In the old 8 bit days we had fanzines, badly printed A5 bundles of enthusiasm. And a breeding ground for journalistic talent. Now we have the web fansites, which are much easier to set up and keep running so there are far more of them than there ever were fanzines. This rampant proliferation has forced them to cover narrower ground, so whereas a fanzine could cover an entire gaming platform fansites tend to specialise, often to just one game.
The problem with fan sites is that they can tend to be anarchic and out of control. To be telling you (and the world) everything you should be doing about the game and generally slagging off your business. In fact many see that the more militant they are the more successful they will be.
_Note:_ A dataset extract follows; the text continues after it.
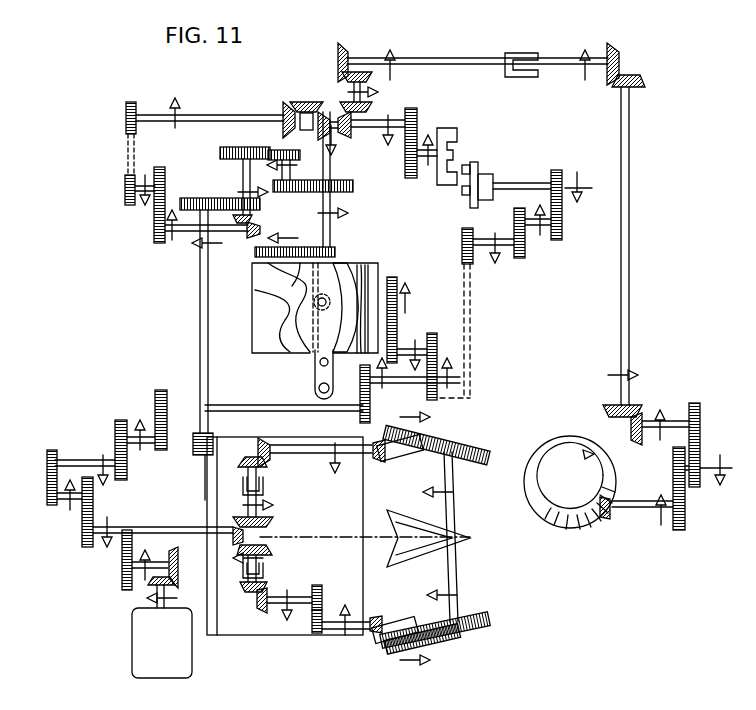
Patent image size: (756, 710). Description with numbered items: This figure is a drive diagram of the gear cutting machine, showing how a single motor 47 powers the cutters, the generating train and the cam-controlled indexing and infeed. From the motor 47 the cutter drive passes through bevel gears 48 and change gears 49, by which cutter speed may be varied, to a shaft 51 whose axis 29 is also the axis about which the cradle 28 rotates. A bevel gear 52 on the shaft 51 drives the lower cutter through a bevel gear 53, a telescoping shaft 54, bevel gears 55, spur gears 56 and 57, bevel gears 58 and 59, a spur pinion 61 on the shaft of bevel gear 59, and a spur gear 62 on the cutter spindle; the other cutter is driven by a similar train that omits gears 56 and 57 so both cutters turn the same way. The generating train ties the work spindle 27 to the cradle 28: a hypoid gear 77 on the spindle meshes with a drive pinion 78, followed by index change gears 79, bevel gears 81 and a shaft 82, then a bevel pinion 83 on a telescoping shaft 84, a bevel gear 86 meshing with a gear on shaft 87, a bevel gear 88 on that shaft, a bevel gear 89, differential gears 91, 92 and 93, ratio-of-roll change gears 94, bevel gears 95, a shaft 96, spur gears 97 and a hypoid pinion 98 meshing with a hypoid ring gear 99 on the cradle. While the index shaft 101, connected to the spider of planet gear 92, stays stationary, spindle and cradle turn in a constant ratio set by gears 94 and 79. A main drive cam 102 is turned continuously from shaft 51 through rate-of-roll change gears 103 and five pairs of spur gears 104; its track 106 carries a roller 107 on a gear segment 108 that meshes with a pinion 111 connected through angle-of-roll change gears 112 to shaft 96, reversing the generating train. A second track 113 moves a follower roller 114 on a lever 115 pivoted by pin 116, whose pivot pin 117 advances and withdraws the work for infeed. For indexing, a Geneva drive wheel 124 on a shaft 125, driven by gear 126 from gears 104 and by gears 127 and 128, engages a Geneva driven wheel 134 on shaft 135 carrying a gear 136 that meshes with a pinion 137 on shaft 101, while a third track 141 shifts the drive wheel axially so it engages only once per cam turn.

You could spend a fortune on solicitors trying to keep some semblance of order, and still fail.
The answer is to engage with these people. You want them inside your tent pissing out, not outside your tent pissing in. You will never be able to control them, they will always publish things that you don’t like, but you can make their behaviour a whole lot less unacceptable.
The simple technique is to reward good behaviour. With something like an accredited fansite scheme. They undertake to keep to a code of behaviour that isn’t too onerous but which cuts out the worst excesses. In exchange they get fansite toolkits of great assets, they get occasional access to key people and they get listed and linked on your website. A lot of carrot to keep them behaving. The whole relationship is managed by your community marketing team. You have a win win situation.
And remember that many fansites are a con trick. They are set up to get free games and goodies and to get the fanboy site owners closer to the publisher/developer. With the minimum amount of work they can get away with going into the site. So there is a job that needs doing of sorting the wheat from the chaff, which is a dynamic thing as these sites often get rapidly worse or rapidly better.